The update provided by the province today also reports 27 deaths related to the virus, including one person between the ages of 40 and 59, 11 people between the ages of 60 and 79, and 15 people over the age of 80.
The daily epidemiology update also indicates 379 more people are now considered recovered from COVID-19.
However, the report states anyone whose symptom onset date occurred 14 days ago and who is not hospitalized is considered recovered for the purposes of the daily update. Those people who are reported as recovered may still be experiencing symptoms with varying severity.
There were 11,028 tests reported completed on May 21, with 5,871 awaiting results. The province has completed 599,986 tests in total.
Since the beginning of the pandemic, Public Health Ontario has reported 25,040 lab-confirmed cases of COVID-19 in the province, which includes 19,146 people considered resolved, and 2,048 people who have died.
There are currently 912 people hospitalized with COVID-19, including 147 intensive care patients, and 119 people on ventilators.

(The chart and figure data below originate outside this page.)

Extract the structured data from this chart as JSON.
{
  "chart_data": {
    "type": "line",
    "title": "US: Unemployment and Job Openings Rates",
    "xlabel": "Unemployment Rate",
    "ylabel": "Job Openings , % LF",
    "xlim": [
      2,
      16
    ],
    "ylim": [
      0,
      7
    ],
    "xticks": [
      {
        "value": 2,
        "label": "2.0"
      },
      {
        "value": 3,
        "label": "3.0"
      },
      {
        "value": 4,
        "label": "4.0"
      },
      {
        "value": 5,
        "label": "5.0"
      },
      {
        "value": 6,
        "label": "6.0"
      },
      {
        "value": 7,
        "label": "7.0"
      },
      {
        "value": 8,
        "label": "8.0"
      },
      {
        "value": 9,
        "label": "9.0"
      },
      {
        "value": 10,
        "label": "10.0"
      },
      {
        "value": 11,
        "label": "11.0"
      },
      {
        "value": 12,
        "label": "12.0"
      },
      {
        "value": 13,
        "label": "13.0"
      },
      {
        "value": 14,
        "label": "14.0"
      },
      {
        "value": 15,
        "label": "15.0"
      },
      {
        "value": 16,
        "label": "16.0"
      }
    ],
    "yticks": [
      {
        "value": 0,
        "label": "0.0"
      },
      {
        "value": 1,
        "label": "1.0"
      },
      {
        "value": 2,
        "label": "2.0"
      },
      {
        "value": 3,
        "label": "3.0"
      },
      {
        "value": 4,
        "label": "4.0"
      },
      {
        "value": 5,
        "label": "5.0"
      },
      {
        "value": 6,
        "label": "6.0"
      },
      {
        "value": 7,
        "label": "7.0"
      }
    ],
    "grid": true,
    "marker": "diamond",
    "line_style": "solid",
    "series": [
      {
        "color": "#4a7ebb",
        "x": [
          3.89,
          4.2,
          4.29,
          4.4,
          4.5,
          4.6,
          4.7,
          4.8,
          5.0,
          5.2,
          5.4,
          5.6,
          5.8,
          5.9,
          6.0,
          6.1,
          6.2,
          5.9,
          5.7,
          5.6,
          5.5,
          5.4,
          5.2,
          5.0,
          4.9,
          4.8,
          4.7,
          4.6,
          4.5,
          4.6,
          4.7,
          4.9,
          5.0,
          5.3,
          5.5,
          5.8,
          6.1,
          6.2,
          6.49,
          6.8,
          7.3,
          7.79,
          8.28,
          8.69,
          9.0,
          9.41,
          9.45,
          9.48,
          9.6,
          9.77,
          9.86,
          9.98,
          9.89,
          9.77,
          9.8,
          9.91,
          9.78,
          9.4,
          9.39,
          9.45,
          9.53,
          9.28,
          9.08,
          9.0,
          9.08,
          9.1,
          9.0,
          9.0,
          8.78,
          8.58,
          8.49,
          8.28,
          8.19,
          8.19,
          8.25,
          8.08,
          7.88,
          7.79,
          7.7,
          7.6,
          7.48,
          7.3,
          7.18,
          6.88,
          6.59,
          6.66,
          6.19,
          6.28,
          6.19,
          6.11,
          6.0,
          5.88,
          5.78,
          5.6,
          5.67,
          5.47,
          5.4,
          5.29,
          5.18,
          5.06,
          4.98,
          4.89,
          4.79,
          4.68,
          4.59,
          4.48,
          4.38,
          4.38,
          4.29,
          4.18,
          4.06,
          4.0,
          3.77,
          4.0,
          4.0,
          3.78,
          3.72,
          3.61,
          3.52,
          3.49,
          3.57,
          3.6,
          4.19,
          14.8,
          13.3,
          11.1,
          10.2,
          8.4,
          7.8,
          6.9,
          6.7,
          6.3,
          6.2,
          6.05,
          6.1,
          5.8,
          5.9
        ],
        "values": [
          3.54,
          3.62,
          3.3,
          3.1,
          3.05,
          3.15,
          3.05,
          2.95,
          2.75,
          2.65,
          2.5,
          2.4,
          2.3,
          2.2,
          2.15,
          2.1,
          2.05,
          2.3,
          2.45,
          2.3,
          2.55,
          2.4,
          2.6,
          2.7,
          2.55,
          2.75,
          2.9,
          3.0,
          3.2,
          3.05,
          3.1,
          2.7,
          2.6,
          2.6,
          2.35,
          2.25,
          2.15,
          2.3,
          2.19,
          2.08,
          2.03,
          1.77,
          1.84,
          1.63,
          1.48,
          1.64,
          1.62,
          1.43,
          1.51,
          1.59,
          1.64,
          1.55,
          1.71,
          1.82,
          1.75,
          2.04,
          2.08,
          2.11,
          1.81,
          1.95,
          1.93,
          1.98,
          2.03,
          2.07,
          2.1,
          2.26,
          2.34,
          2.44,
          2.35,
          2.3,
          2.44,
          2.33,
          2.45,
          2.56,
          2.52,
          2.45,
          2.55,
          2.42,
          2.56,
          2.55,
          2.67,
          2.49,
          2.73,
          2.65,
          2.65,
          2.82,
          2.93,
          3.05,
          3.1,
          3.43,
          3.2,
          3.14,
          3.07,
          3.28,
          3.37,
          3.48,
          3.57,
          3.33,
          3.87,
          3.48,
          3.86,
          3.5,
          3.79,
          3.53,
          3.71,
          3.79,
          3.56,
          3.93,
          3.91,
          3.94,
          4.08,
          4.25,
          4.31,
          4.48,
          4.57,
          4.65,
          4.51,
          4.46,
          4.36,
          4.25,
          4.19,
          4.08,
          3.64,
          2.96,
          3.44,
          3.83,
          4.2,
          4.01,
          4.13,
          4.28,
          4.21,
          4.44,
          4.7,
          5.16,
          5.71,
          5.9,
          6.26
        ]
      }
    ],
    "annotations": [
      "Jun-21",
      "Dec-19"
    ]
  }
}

The Ministry of Long-Term Care reports there are 165 active outbreaks in long-term care homes in the province, including 2,148 active cases in residents, and 1,437 active cases in staff. The ministry has also reported 1,495 deaths of long-term care residents, and six staff deaths attributed to the coronavirus.
Public Health Ontario has reported 1,292 deaths of long-term care residents and four staff deaths. Data provided by Public Health Ontario is reported to the provincial agency regional health units, and typically lags behind the data reported by the Ministry of Long-Term Care. Data reported by the ministry is reported to them by long-term care facilities in Ontario.

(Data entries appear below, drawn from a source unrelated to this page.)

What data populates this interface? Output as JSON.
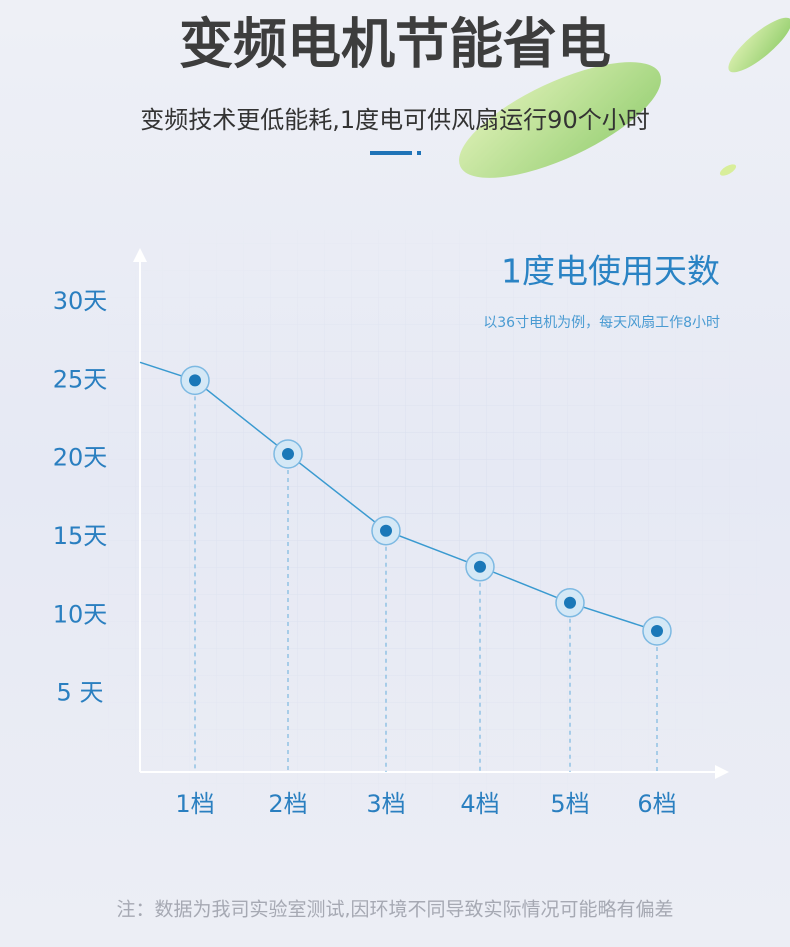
{
  "header": {
    "title": "变频电机节能省电",
    "subtitle": "变频技术更低能耗,1度电可供风扇运行90个小时"
  },
  "chart_data": {
    "type": "line",
    "title": "1度电使用天数",
    "subtitle": "以36寸电机为例，每天风扇工作8小时",
    "categories": [
      "1档",
      "2档",
      "3档",
      "4档",
      "5档",
      "6档"
    ],
    "series": [
      {
        "name": "1度电使用天数",
        "color": "#3a9ad0",
        "values": [
          25,
          20.3,
          15.4,
          13.1,
          10.8,
          9
        ]
      }
    ],
    "ylim": [
      0,
      33
    ],
    "yticks": [
      {
        "value": 30,
        "label": "30天"
      },
      {
        "value": 25,
        "label": "25天"
      },
      {
        "value": 20,
        "label": "20天"
      },
      {
        "value": 15,
        "label": "15天"
      },
      {
        "value": 10,
        "label": "10天"
      },
      {
        "value": 5,
        "label": "5 天"
      }
    ]
  },
  "footer": {
    "note": "注：数据为我司实验室测试,因环境不同导致实际情况可能略有偏差"
  }
}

According to the epidemiological report provided by Public Health Ontario, more than 61 per cent of the province’s total cases have been the result of an outbreak or close contact of a confirmed case.
Public Health Ontario is also reporting 79 ongoing outbreaks at retirement homes, and 51 ongoing outbreaks at hospitals.

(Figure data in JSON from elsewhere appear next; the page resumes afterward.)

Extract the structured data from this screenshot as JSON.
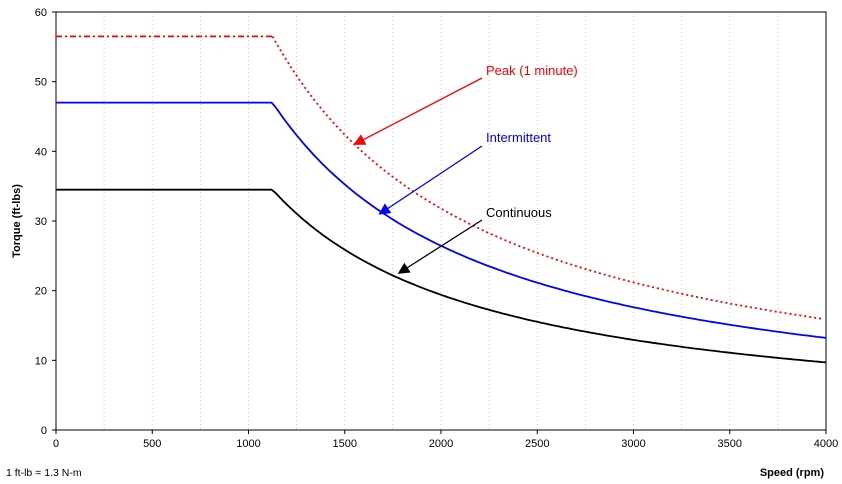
{
  "chart_data": {
    "type": "line",
    "xlabel": "Speed (rpm)",
    "ylabel": "Torque (ft-lbs)",
    "note": "1 ft-lb = 1.3 N-m",
    "xlim": [
      0,
      4000
    ],
    "ylim": [
      0,
      60
    ],
    "x_ticks": [
      "0",
      "500",
      "1000",
      "1500",
      "2000",
      "2500",
      "3000",
      "3500",
      "4000"
    ],
    "y_ticks": [
      "0",
      "10",
      "20",
      "30",
      "40",
      "50",
      "60"
    ],
    "grid": "dotted vertical",
    "series": [
      {
        "name": "Peak (1 minute)",
        "color": "#ff0000",
        "line_style": "dotted (dash-dot on flat section)",
        "x": [
          0,
          1125,
          1250,
          1500,
          1750,
          2000,
          2500,
          3000,
          3500,
          4000
        ],
        "y": [
          56.5,
          56.5,
          50.8,
          42.4,
          36.3,
          31.8,
          25.4,
          21.2,
          18.2,
          15.9
        ]
      },
      {
        "name": "Intermittent",
        "color": "#0000ff",
        "line_style": "solid",
        "x": [
          0,
          1125,
          1250,
          1500,
          1750,
          2000,
          2500,
          3000,
          3500,
          4000
        ],
        "y": [
          47.0,
          47.0,
          42.3,
          35.3,
          30.2,
          26.4,
          21.2,
          17.6,
          15.1,
          13.2
        ]
      },
      {
        "name": "Continuous",
        "color": "#000000",
        "line_style": "solid",
        "x": [
          0,
          1125,
          1250,
          1500,
          1750,
          2000,
          2500,
          3000,
          3500,
          4000
        ],
        "y": [
          34.5,
          34.5,
          31.1,
          25.9,
          22.2,
          19.4,
          15.5,
          12.9,
          11.1,
          9.7
        ]
      }
    ],
    "annotations": [
      {
        "text": "Peak (1 minute)",
        "color": "#ff0000",
        "points_to": [
          1550,
          41
        ]
      },
      {
        "text": "Intermittent",
        "color": "#0000ff",
        "points_to": [
          1680,
          31
        ]
      },
      {
        "text": "Continuous",
        "color": "#000000",
        "points_to": [
          1780,
          22.5
        ]
      }
    ]
  }
}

Travel is the transmission source for 5.9 per cent of the province’s cases, and community transmission is listed as the probable source for 12.6 per cent of cases. A little more than 20 per cent of Ontario’s cases do not have a transmission source listed.
It's been 12 days since the Porcupine Health Unit reported a positive test ofr COVID-19 in the region.
To date, there have been 65 confirmed cases. Of those, 55 are resolved and six people have died. The health unit is following four known active cases.
In Northern Ontario, the Thunder Bay District Health Unit has the highest number of confirmed cases, with 81. The Porcupine Health Unit, which covers Timmins and the surrounding area, still has the highest rate of confirmed cases per 100,000 population among other health units in Northern Ontario. The rate there is 77.9 per 100,000 people.
According to today's report, which includes data from Jan. 15 to May 22, the number of cases at other Northern Ontario health units, as well as the rate of confirmed cases per 100,000 population are:
• Algoma Public Health - 20 cases, rate of 17.5 per 100,000 population
• North Bay Parry Sound District Health Unit - 24 cases, rate of 18.5 per 100,000 population
• Porcupine Health Unit - 65, rate of 77.9 per 100,000 population
• Public Health Sudbury and Districts - 62 cases, rate of 31.2 per 100,000 population
• Timiskaming Health Unit - 18 cases, rate of 55.1 per 100,000
• Thunder Bay District Health Unit - 81 cases, rate of 54 per 100,000 population
• Northwestern Health Unit - 22 cases, rate of 25.1 per 100,000 population
According to the report, in Northeastern Ontario, there have been 189 confirmed cases, and the rate is 33.8 per 100,000 population. In Northwestern Ontario, there have been 103 cases and a rate of 43.3. The provincial rate per 100,000 population is 168.5.